If we are going to take the necessary time to train employees in safe work practices, we want the training to be meaningful, valuable and memorable so it can be put into practice.
Virtual reality technology, commonly referred to as VR, provides a platform to reach people in a new and exciting way.
Although VR has been around since the early 1950’s, commercial availability and access is still in its developmental stages.
VR is, however, destined to become a major component of environmental, health and safety training programs in the near future.
How It Works
VR transforms the training environment from a more passive approach of traditional safety training to a dynamic hands-on learning experience. It was initially developed as a gaming product, but has quickly found a niche in the EHS training world.
The graphics and virtual environments created in VR are realistic and engage your senses.
If pictures are worth a thousand words, the immersion of a student into the virtual training world must be worth a million words.
Under this method of training, students interact individually with the virtual environment.
With each choice the student makes in VR, the training adjusts in real time. The feedback about their choice is immediate and can be either positive or negative.
Why Does It Stand Out?
There are countless benefits of using virtual reality technology. A typical training topic has a lot of information that needs to be conveyed to the student.
We should recognize that each student learns in a different way. If we want the information we are presenting to be retained, we need to incorporate different learning methods to reach the greatest number of people.
Learning methods are—visual, auditory, verbal, physical, logical, social and solitary.
Some people learn better by seeing someone else demonstrate what is needed, while others can succeed by reading text. In a similar way, some learn better in a team atmosphere, where others learn best by themselves. Different topics may be better suited to having a discussion, while other topics are better demonstrated.
VR integrates these learning models so students can not only hear and see the virtual environment, but their actions can change the scenario.
Students can learn from their mistakes and retry the task again without damaging equipment or injuring themselves or someone else in the process.
This active learning method of VR is fully immersive and photorealistic. The VR environment incorporates visual, auditory, haptic and other sensory information to make the experience real and believable.
In this way, VR helps to make the abstract more concrete and helps the student visualize the relationships between multiple variables.
Not only does it help reach a broader audience, VR also increases a student’s retention. They have physically experienced the consequences of their choices versus just hearing about it and thinking about the possible outcomes.
VR allows users to explore a variety of environments that were not possible to explore previously because of their hazardous nature, or distance from the user.
The technology allows the student to visualize and manipulate the abstract and interact with the environment as it changes based on the student’s responses. The physical reactions and sensory input generated by using VR training modules also leads to higher information retention.
VR can be run independently by one person at a time or can be collaborative with multiple students and an instructor entering the space and interacting with each other. This can also be done remotely with the appropriate equipment.
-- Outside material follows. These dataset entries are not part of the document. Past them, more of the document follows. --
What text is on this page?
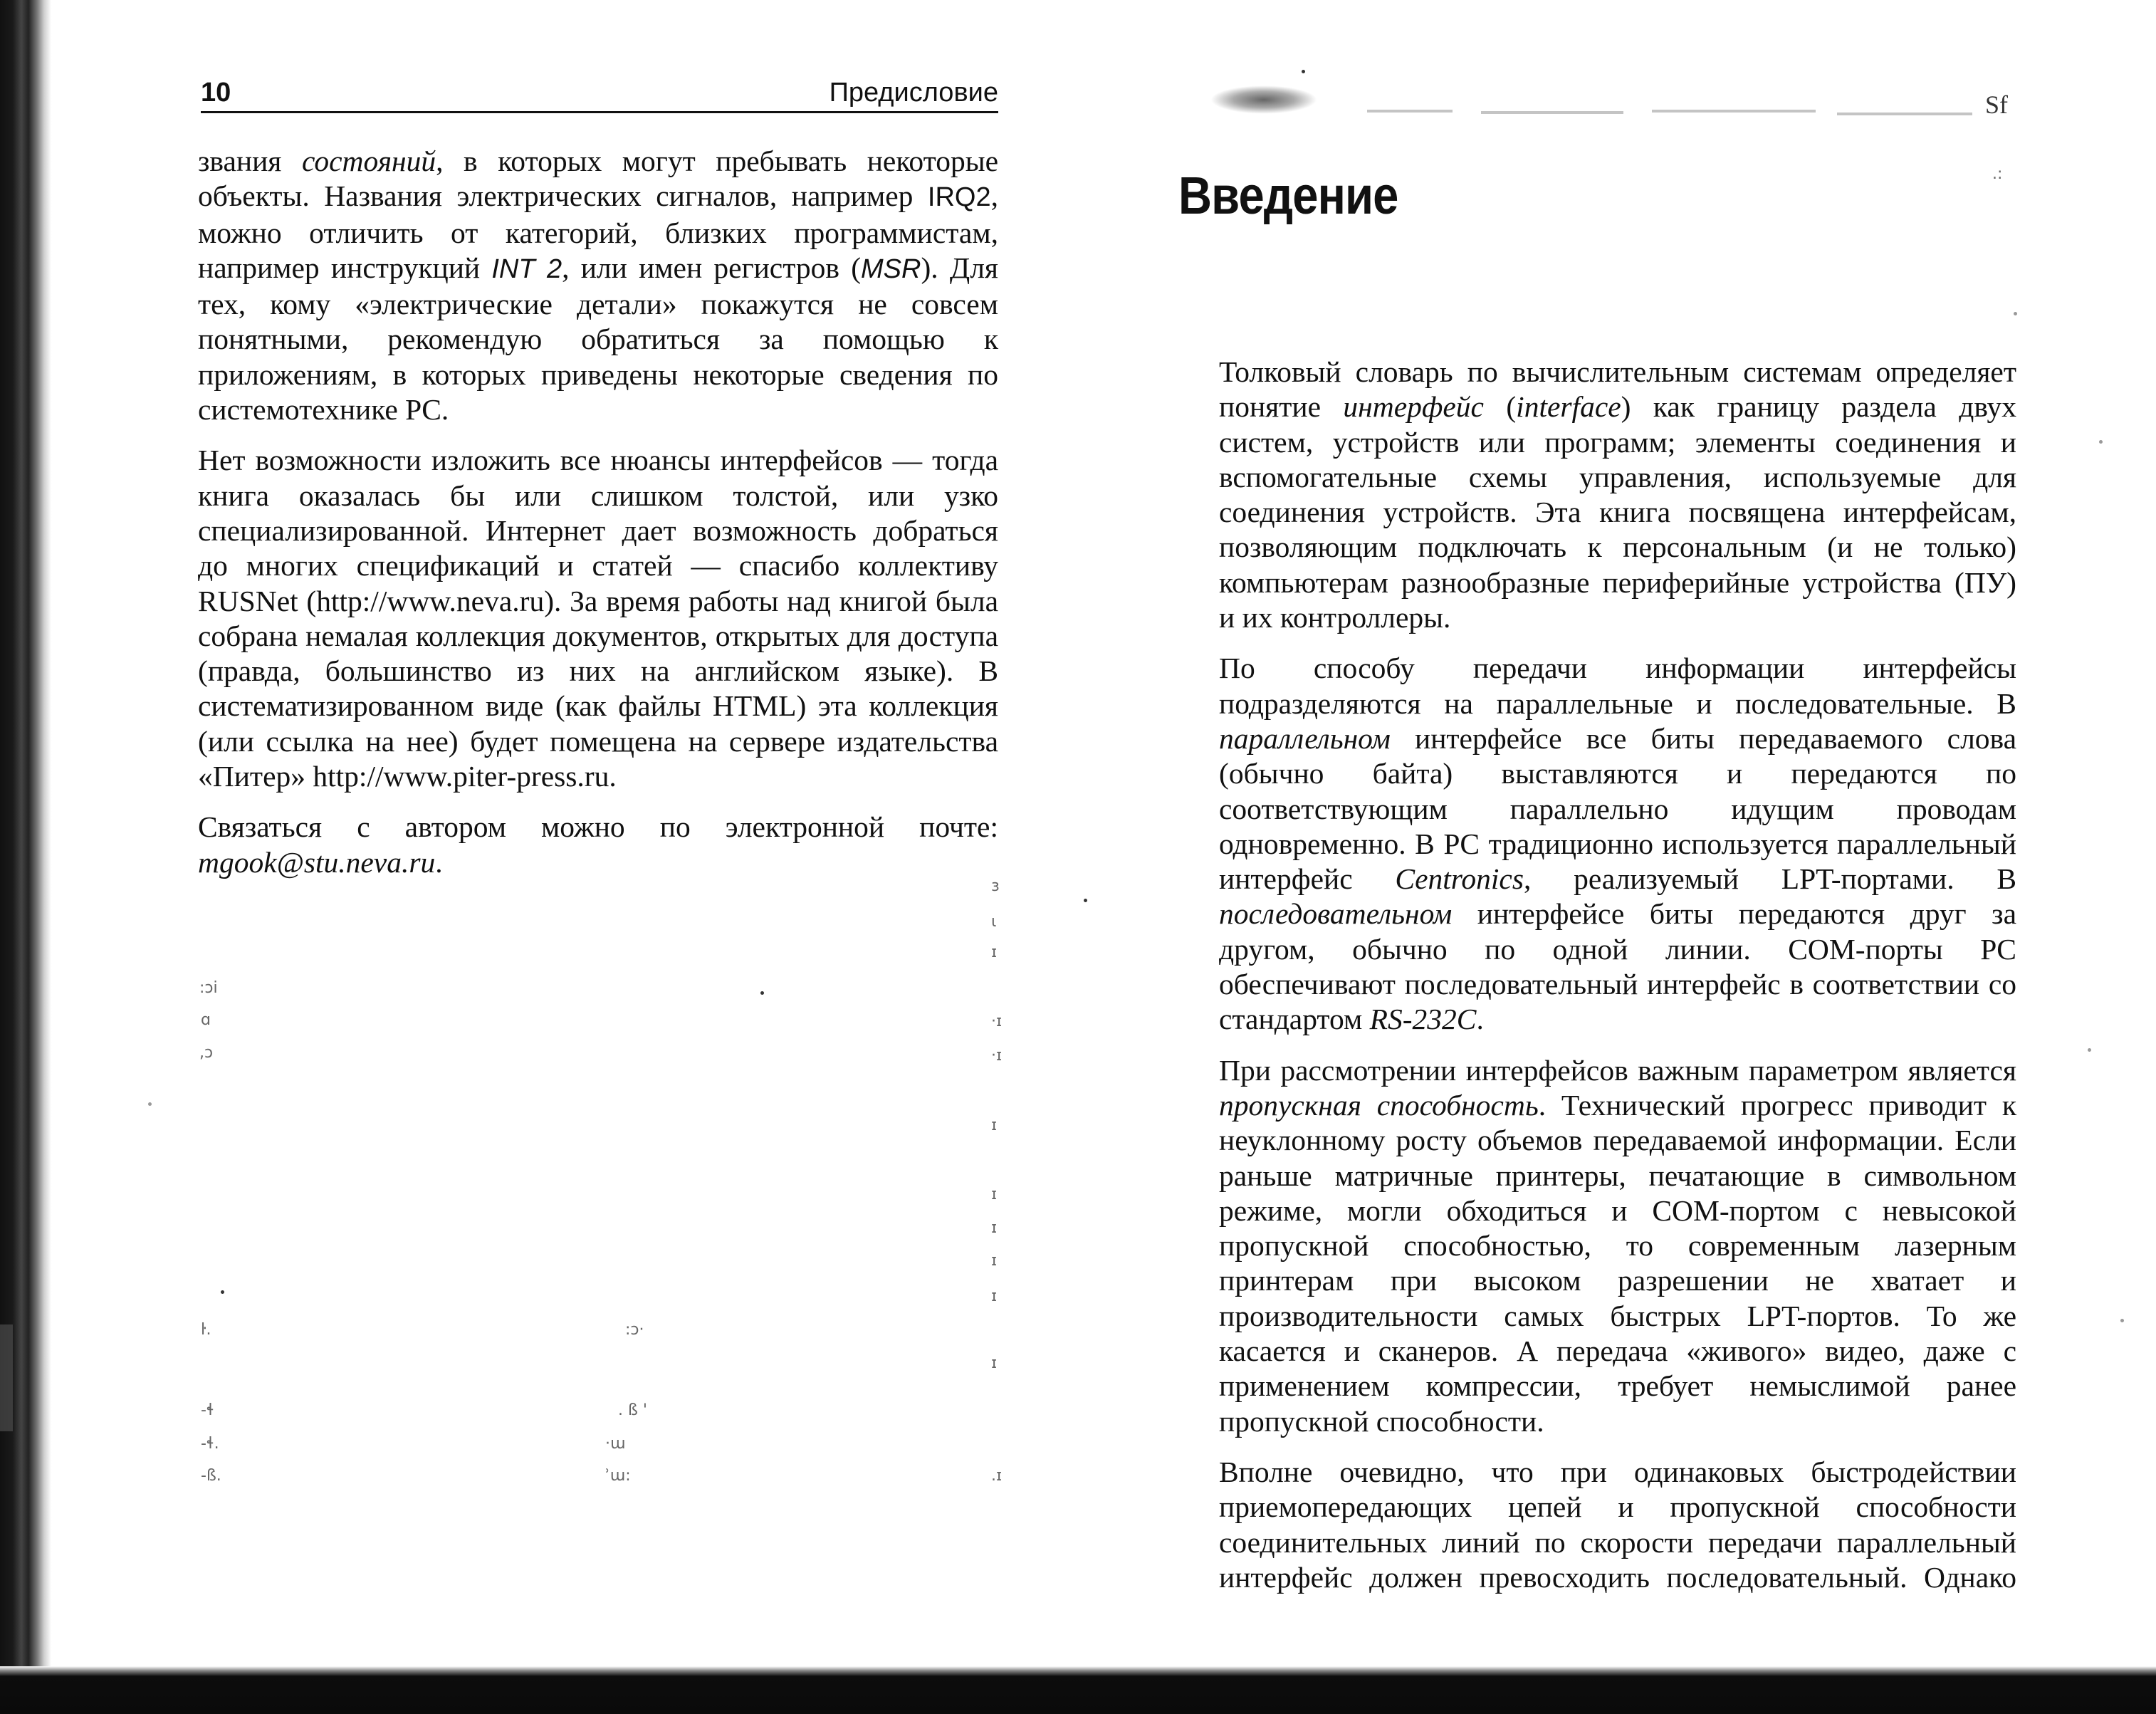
10	Предисловие

звания состояний, в которых могут пребывать некоторые объекты. Названия электрических сигналов, например IRQ2, можно отличить от категорий, близких программистам, например инструкций INT 2, или имен регистров (MSR). Для тех, кому «электрические детали» покажутся не совсем понятными, рекомендую обратиться за помощью к приложениям, в которых приведены некоторые сведения по системотехнике PC.

Нет возможности изложить все нюансы интерфейсов — тогда книга оказалась бы или слишком толстой, или узко специализированной. Интернет дает возможность добраться до многих спецификаций и статей — спасибо коллективу RUSNet (http://www.neva.ru). За время работы над книгой была собрана немалая коллекция документов, открытых для доступа (правда, большинство из них на английском языке). В систематизированном виде (как файлы HTML) эта коллекция (или ссылка на нее) будет помещена на сервере издательства «Питер» http://www.piter-press.ru.

Связаться с автором можно по электронной почте: mgook@stu.neva.ru.

Sf
Введение

Толковый словарь по вычислительным системам определяет понятие интерфейс (interface) как границу раздела двух систем, устройств или программ; элементы соединения и вспомогательные схемы управления, используемые для соединения устройств. Эта книга посвящена интерфейсам, позволяющим подключать к персональным (и не только) компьютерам разнообразные периферийные устройства (ПУ) и их контроллеры.

По способу передачи информации интерфейсы подразделяются на параллельные и последовательные. В параллельном интерфейсе все биты передаваемого слова (обычно байта) выставляются и передаются по соответствующим параллельно идущим проводам одновременно. В PC традиционно используется параллельный интерфейс Centronics, реализуемый LPT-портами. В последовательном интерфейсе биты передаются друг за другом, обычно по одной линии. COM-порты PC обеспечивают последовательный интерфейс в соответствии со стандартом RS-232C.

При рассмотрении интерфейсов важным параметром является пропускная способность. Технический прогресс приводит к неуклонному росту объемов передаваемой информации. Если раньше матричные принтеры, печатающие в символьном режиме, могли обходиться и COM-портом с невысокой пропускной способностью, то современным лазерным принтерам при высоком разрешении не хватает и производительности самых быстрых LPT-портов. То же касается и сканеров. А передача «живого» видео, даже с применением компрессии, требует немыслимой ранее пропускной способности.

Вполне очевидно, что при одинаковых быстродействии приемопередающих цепей и пропускной способности соединительных линий по скорости передачи параллельный интерфейс должен превосходить последовательный. Однако

:ɔi
ɑ
,ɔ
ŀ.
-ɬ
-ɬ.
-ß.
:ɔ·
. ß '
·ɯ
ʾɯ:
ɜ
ɩ
ɪ
·ɪ
·ɪ
ɪ
ɪ
ɪ
ɪ
ɪ
ɪ
.ɪ
.:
Student actions and scores can be recorded in real time for data analysis and identifying trends to direct future training and focus on those areas that need more attention.
When all is said and done, using this technology can lead to increased job performance, reductions in on-the-job errors and lead to an improved safety culture.
What to Know
When starting a VR training program, make sure you do your homework.
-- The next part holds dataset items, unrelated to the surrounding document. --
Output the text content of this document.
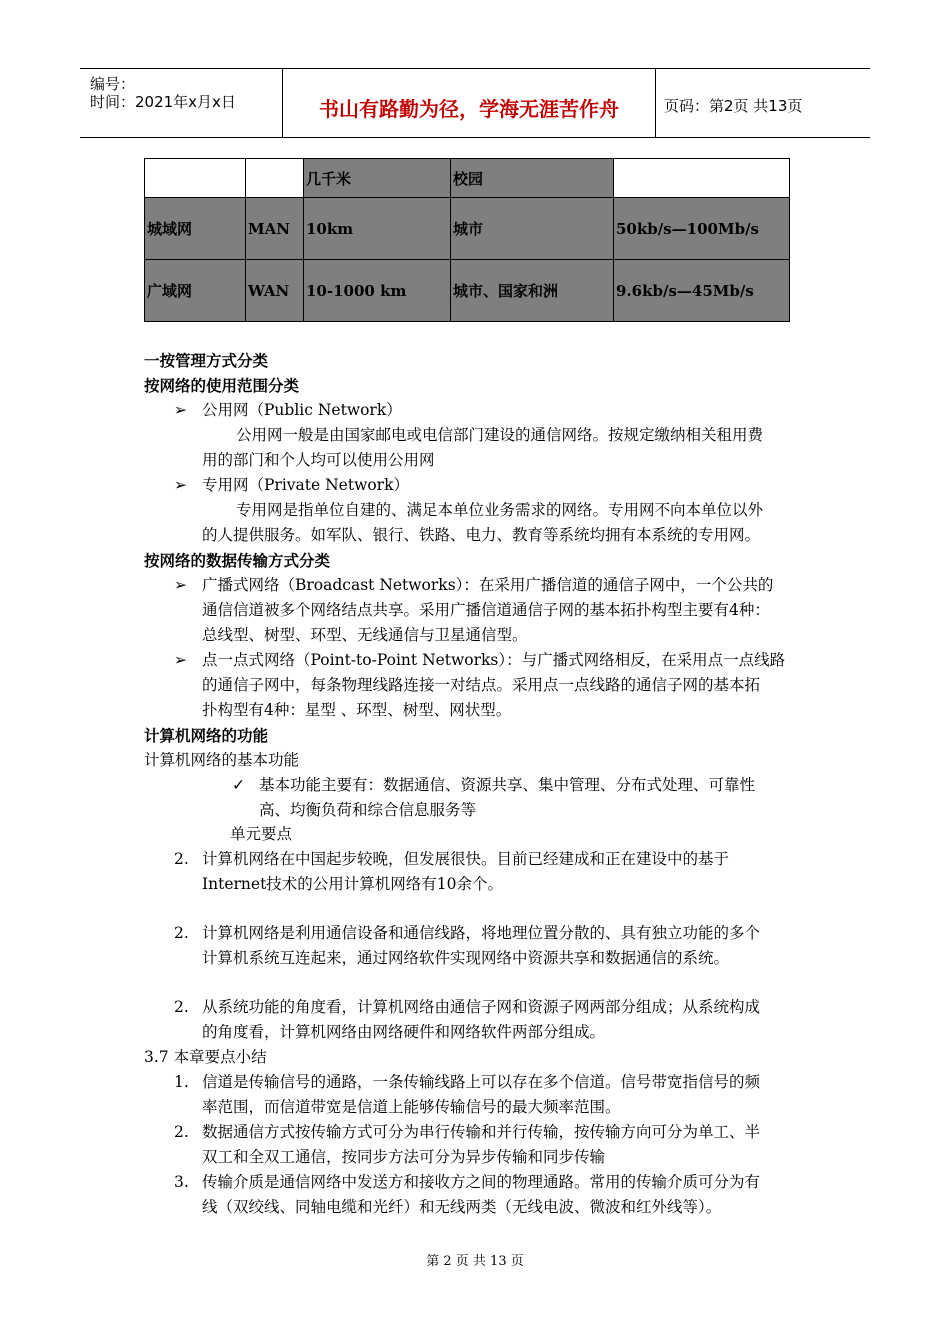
编号：
时间：2021年x月x日	书山有路勤为径，学海无涯苦作舟	页码：第2页 共13页
		几千米	校园	
城域网	MAN	10km	城市	50kb/s—100Mb/s
广域网	WAN	10-1000 km	城市、国家和洲	9.6kb/s—45Mb/s
一按管理方式分类
按网络的使用范围分类
➢ 公用网（Public Network）
公用网一般是由国家邮电或电信部门建设的通信网络。按规定缴纳相关租用费
用的部门和个人均可以使用公用网
➢ 专用网（Private Network）
专用网是指单位自建的、满足本单位业务需求的网络。专用网不向本单位以外
的人提供服务。如军队、银行、铁路、电力、教育等系统均拥有本系统的专用网。
按网络的数据传输方式分类
➢ 广播式网络（Broadcast Networks）：在采用广播信道的通信子网中，一个公共的
通信信道被多个网络结点共享。采用广播信道通信子网的基本拓扑构型主要有4种：
总线型、树型、环型、无线通信与卫星通信型。
➢ 点一点式网络（Point-to-Point Networks）：与广播式网络相反，在采用点一点线路
的通信子网中，每条物理线路连接一对结点。采用点一点线路的通信子网的基本拓
扑构型有4种：星型 、环型、树型、网状型。
计算机网络的功能
计算机网络的基本功能
✓ 基本功能主要有：数据通信、资源共享、集中管理、分布式处理、可靠性
高、均衡负荷和综合信息服务等
单元要点
2. 计算机网络在中国起步较晚，但发展很快。目前已经建成和正在建设中的基于
Internet技术的公用计算机网络有10余个。
2. 计算机网络是利用通信设备和通信线路，将地理位置分散的、具有独立功能的多个
计算机系统互连起来，通过网络软件实现网络中资源共享和数据通信的系统。
2. 从系统功能的角度看，计算机网络由通信子网和资源子网两部分组成；从系统构成
的角度看，计算机网络由网络硬件和网络软件两部分组成。
3.7 本章要点小结
1. 信道是传输信号的通路，一条传输线路上可以存在多个信道。信号带宽指信号的频
率范围，而信道带宽是信道上能够传输信号的最大频率范围。
2. 数据通信方式按传输方式可分为串行传输和并行传输，按传输方向可分为单工、半
双工和全双工通信，按同步方法可分为异步传输和同步传输
3. 传输介质是通信网络中发送方和接收方之间的物理通路。常用的传输介质可分为有
线（双绞线、同轴电缆和光纤）和无线两类（无线电波、微波和红外线等）。
第 2 页 共 13 页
There are several software providers and a variety of VR headsets that are commercially available, and the number will continue to increase soon with an anticipated billion-dollar marketplace.
Not all software works with all hardware and headsets, just like you cannot use a Nintendo game cartridge in a PlayStation console and vice versa.
While the list of training modules has been increasing with time, there are a standard set of modules available such as confined space, lock out/tag out, hazard recognition, and fall protection.
One software developer may have a better confined space module while another may have a better fall protection module.
Our experience has been that the software companies offering these modules are providing the content on a subscription basis.
Fees increase depending on the number of students, number of modules to access, and the length of the subscription. They can vary from three months to a year-long subscription.
Not for Every Employee
While VR is an exciting new tool for safety managers, there are some people who are not suited for using the technology for medical reasons.
There have been rare circumstances where a user has experienced a health-related issue, such as a seizure, in response to participating in a VR training session.
People who are sensitive to strobe lights as well as people with certain types of heart conditions may be adversely impacted by using the technology.
Documented cases have been rare, but you should keep this in mind and make sure users are aware of the health warning.
I would also suggest limiting user time on the headsets to no longer more than 30 minutes.
Seeing is believing when it comes to using VR technology for enhancing safety programs.
At GZA, we have demonstrated our VR equipment to several conferences and businesses. The results have been nothing short of phenomenal.
Anyone who has tried the demonstration has walked away excited about the experience. (Yes, I am describing a safety training session as exciting.)
Many users have since discussed the experience with their coworkers and are energized by what they have encountered.